True, I’d have done better if I had my entire investment portfolio in bitcoin, but past performance is no guarantee of future performance, right?
Saylor suggests it is.
That’s the logic behind his financial advice that you should take out a 30-year mortgage to buy bitcoin as well as his advice to corporations that they should put their entire balance sheet into bitcoin.
Corporations, he says, should assume a “cost of capital” of 55%, because historically, that’s been the annual return for bitcoin.
I guess it’s possible that bitcoin could continue to appreciate at that rate (taking its market capitalization to $104 trillion in 10 years and $8.3 quadrillion in 20).
But even if so, it’s terrible advice.
If corporations used bitcoin’s historic rate of return as their cost of capital, no corporation anywhere would do anything other than buy bitcoin.
That would be great for the price of bitcoin, of course, but it wouldn’t be great for anything else — no one would have a job and nothing would get built, invented, farmed or improved.
In Saylor’s dystopian vision, even bitcoiners would be worse off, sitting on their hoards of bitcoin with nothing to spend it on other than artifacts from before the year 2024.
Fortunately, I don’t expect many corporations will follow Saylor’s advice — most will instead continue to invest in things and services we might want to buy.
I hope many bitcoiners ignore Saylor’s message, too.
All his message boils down to is that you should buy bitcoin because it will go up, and I find that thoroughly uninspiring.

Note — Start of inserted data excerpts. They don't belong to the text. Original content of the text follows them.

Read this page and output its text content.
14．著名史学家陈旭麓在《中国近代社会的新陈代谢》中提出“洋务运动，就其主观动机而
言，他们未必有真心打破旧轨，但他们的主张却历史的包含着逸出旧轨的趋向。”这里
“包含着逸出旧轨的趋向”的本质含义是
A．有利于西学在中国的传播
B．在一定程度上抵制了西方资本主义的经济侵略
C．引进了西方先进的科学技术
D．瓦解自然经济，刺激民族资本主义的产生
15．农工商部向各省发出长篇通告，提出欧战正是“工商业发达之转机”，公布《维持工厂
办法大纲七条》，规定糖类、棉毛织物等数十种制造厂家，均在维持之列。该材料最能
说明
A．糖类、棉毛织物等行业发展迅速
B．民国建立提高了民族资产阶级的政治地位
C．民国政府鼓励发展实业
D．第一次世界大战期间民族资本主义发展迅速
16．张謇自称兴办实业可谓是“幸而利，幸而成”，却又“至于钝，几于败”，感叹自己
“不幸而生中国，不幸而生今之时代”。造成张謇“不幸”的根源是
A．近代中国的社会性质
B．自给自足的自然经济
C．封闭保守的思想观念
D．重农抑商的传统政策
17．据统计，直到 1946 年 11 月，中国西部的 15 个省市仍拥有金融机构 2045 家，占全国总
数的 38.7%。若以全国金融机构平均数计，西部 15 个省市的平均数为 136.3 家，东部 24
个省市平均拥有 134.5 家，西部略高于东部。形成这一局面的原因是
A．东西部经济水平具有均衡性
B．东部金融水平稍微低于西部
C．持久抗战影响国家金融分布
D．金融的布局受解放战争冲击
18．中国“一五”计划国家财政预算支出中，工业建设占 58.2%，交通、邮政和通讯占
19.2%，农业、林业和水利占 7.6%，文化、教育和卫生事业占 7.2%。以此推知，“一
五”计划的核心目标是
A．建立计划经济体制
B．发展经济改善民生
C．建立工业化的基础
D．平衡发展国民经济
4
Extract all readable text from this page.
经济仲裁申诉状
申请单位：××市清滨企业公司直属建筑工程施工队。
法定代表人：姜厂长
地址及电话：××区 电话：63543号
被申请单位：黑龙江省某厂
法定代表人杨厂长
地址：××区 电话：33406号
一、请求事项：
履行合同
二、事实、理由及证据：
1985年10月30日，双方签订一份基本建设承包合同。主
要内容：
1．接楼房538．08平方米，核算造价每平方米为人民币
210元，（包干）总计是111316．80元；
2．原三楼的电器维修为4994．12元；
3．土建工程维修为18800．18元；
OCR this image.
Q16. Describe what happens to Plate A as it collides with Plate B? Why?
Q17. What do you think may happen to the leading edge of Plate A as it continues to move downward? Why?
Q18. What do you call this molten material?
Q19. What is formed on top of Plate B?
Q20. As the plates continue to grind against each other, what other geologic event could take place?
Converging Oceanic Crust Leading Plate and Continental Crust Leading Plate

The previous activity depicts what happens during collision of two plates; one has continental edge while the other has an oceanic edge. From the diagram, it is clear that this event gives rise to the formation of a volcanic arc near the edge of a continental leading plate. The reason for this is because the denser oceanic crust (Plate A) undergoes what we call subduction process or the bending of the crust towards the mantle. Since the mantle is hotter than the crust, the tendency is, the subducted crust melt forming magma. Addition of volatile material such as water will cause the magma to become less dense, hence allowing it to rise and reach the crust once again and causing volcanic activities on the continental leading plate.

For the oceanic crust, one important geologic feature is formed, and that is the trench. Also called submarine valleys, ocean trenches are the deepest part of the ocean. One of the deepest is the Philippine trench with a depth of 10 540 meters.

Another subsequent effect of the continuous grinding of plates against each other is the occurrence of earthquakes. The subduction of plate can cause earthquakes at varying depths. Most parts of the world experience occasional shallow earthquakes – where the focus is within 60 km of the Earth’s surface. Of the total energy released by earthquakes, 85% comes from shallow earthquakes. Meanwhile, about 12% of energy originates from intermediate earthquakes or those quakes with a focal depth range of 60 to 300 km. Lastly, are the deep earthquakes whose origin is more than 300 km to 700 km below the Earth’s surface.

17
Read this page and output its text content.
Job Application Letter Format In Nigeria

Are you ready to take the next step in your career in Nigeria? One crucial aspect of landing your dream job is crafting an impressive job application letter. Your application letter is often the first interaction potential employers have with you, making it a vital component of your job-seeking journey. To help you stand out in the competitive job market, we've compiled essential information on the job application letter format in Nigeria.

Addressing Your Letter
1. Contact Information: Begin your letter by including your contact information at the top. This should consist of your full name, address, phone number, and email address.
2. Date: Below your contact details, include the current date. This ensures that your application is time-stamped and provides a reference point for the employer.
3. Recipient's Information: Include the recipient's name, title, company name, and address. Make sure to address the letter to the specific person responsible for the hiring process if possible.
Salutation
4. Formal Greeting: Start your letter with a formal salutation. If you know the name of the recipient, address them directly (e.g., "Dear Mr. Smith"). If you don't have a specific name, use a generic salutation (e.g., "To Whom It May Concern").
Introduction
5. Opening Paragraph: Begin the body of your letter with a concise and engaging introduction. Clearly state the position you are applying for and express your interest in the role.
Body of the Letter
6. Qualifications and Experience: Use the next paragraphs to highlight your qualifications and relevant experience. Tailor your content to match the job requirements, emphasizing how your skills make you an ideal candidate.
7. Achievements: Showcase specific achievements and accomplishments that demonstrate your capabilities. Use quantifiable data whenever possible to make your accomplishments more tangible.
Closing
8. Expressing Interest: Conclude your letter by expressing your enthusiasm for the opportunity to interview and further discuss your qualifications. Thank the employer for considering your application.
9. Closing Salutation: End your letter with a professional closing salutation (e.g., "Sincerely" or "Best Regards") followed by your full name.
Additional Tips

Instead, I think bitcoiners would be better served aspiring to become what former President Trump told them they already are: “You are the modern day Wright brothers, and Edisons, and Carnegies and Henry Fords.”
I think that’s aspirational — it’s hard to argue that bitcoin is as useful as airplanes, electricity, steel mills or the automobile.
But maybe it could be inspirational, too?
Instead of seeking to inflate bitcoin by tearing down the Fed or gaslighting us into believing bitcoin is the only investment that ever makes sense, the admirable energy on display in Nashville this weekend could have been directed toward making Bitcoin cheaper, faster, more accessible, more useful and more comprehensible.
In other words, we should ask not what bitcoin can do for our net worth, but what it might do for the world.
I didn’t hear enough of that from the headliners this weekend.